Steve Coogan, Rob Brydon, Keeley Hawes, Shirley Henderson, Dylan Moran, David Walliams, Jeremy Northam, Benedict Wong, Naomie Harris, Kelly Macdonald, Elizabeth Berrington, Mark Williams, Kieran O'Brien, Roger Allam, James Fleet, Ian Hart, Ronni Ancona, Stephen Fry, Gillian Anderson, Ashley Jensen

year

2005

rating rating cinematronic
  So Laurence Sterne's 18th century opus The Life and Opinions of Tristram Shandy, Gentleman is a novel that's ill-suited to a screen adaptation. So it's a willfully self-referential, continuity-challenged work that purports to be about a man's life, even as it digresses, regresses and treats its ostensible subject as an afterthought.
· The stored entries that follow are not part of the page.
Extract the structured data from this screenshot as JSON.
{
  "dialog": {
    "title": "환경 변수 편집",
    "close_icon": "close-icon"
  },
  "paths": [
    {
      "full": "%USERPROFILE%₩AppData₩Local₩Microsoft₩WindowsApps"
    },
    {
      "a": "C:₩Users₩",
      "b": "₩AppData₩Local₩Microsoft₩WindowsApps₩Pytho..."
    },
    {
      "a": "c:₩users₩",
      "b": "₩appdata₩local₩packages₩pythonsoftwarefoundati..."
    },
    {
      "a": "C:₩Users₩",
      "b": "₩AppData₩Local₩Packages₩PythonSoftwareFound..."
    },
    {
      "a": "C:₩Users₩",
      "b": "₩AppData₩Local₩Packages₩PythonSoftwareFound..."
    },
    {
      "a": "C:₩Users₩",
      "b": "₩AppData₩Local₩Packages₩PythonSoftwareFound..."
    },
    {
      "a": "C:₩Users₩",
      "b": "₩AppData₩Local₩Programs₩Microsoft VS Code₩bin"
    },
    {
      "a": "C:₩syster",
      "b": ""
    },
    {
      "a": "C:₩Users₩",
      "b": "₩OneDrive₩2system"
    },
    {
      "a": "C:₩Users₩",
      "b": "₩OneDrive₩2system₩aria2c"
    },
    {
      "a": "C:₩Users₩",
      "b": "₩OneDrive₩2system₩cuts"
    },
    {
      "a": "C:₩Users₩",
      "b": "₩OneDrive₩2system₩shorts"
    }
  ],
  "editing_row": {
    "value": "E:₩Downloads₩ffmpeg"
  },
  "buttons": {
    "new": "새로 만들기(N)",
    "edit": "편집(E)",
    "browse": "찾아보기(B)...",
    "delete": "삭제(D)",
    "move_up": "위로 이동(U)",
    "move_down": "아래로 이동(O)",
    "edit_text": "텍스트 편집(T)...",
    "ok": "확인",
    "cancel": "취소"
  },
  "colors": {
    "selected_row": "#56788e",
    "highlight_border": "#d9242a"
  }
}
So, of course, Michael Winterbottom — director of such unconventional fare as "24 Hour Party People" "In This World" and "9 Songs" — has the cheek to try and lens this baby. Amazingly, he succeeds in making a delightfully convoluted film-within-a-film that says more about the movie industry and show biz than all the making-of documentaries in the DVD section of your mega-store. To anchor his interpretation, Winterbottom reunites with British comedian/actor Steve Coogan, star of "24 Hour Party People" and well known in England for his performances as self-absorbed, desperately arrogant TV host Alan Partridge. Here, Coogan plays a self-absorbed, desperately arrogant British comedian/actor named Steve Coogan who is playing Tristram Shandy in a problematic version of the book. As Coogan frets and struts his way through the shoot, he is ego unbound, whether jockeying for dominance over a rival actor (Rob Brydon), dodging the press, blanching at the late addition of a famed American actress (Gillian Anderson as herself) to the cast, or being entranced by a sexy production assistant (Naomie Harris) rather than tending to his loyal girlfriend (Kelly Macdonald) and their infant son. The script, co-written by Winterbottom and Frank Cottrell Boyce, is literate and subtle, scathing and funny; and the production is blessed by an abundance of first-rate UK players including Shirley Henderson, Jeremy Northam, Ian Hart and Stephen Fry.